Former U.S. President Jimmy Carter wrapped up a week-long trip to the Middle East Monday by telling a Jerusalem news conference that Hamas Islamic militants are prepared to accept a negotiated peace agreement with Israel. VOA's Jim Teeple has details from our Jerusalem bureau.
Jimmy Carter says Hamas leader Khaled Meshaal, and other senior members of the Islamic militant group he met with in Damascus have told him they are willing to accept a peace agreement negotiated by the moderate Palestinian leader Mahmoud Abbas - if the agreement is approved by Palestinians in a referendum.
"They said they would accept a Palestinian state under 1967 borders if approved by Palestinians," Mr.
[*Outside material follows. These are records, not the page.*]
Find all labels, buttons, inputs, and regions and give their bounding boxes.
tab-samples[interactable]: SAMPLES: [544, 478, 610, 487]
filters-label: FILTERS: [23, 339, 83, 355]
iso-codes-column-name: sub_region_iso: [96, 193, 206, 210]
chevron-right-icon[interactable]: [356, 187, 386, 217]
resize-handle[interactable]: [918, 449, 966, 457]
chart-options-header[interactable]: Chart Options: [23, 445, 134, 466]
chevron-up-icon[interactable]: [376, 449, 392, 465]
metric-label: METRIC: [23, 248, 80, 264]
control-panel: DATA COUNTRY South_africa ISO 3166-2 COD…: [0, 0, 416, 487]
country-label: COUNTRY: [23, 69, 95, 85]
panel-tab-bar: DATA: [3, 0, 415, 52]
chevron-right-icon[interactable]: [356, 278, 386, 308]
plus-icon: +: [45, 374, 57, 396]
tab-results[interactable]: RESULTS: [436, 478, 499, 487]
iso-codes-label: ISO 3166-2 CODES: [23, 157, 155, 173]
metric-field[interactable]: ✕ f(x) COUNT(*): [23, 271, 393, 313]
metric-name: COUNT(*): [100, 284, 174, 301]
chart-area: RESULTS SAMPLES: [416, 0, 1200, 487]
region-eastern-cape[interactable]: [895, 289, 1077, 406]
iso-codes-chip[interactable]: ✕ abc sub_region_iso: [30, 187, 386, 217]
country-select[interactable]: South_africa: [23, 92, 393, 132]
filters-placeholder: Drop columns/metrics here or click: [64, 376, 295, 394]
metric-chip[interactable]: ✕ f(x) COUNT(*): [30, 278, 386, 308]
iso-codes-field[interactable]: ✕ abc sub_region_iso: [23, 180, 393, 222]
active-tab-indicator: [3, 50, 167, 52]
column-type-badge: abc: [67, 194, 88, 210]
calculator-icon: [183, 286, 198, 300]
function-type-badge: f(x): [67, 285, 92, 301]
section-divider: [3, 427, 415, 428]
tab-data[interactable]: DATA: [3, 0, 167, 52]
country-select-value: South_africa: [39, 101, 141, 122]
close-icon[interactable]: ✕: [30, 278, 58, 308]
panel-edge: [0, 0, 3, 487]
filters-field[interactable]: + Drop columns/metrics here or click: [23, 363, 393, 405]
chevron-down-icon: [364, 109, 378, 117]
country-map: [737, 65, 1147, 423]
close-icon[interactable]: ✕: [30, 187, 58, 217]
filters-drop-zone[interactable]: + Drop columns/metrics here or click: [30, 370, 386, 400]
Carter said. "And they would accept the right of Israel to live as a neighbor next door in peace, provided the agreements negotiated by Prime Minister Olmert and President Abbas were submitted to the Palestinians for their overall approval - even though Hamas might disagree with some terms of the agreement."
Mr. Carter made his comments at a Jerusalem news conference wrapping up a nine-day trip to the Middle East. The former U.S. President was shunned by Israeli officials but he met with Palestinian moderates, Hamas militants and the leaders of Egypt, Syria, Jordan and Saudi Arabia.
Israel strongly condemned, and U.S. officials expressed displeasure at Mr. Carter's meetings with Hamas. Mr. Carter, who says his visit is strictly private, says Israel and Hamas are already in third-party talks aimed at trying to reach a ceasefire in the Gaza Strip. He says there is no point in criticizing his talks with Hamas because the group will have to be dealt with eventually.
"We believe that the problem is not that I met with Hamas and Syria, the problem is that Israel and the United States refuse to meet with these people who must be involved," he said.
Mr. Carter says direct talks between Israel and Hamas could speed up a proposed Palestinian prisoner release. Hamas has submitted the names of hundreds of prisoners Israel holds that Hamas wants released in return for freeing captured Israeli soldier Gilad Shalit - who Mr. Carter says will be allowed to send letters to his family. But Mr. Carter says Hamas rejected his call for a month-long unilateral truce with Israel.
Israeli officials say Mr. Carter's meetings with Hamas leaders undermine Palestinian moderates they are seeking to reach a peace agreement with. A spokesman for Israel's prime minister said Israel would have no comment on Mr. Carter's remarks.
A spokesman for Hamas in the Gaza Strip told news agencies that Hamas would only support a referendum on a peace agreement with Israel if all Palestinians - including those in exile were allowed to vote on it. About four million Palestinians live in the West Bank and the Gaza Strip and about another five million live in exile.
The spokesman also said that Hamas would view any Palestinian state in the West Bank and Gaza Strip as "transitional," and that Hamas has no plans to change its position of not recognizing Israel's right to exist.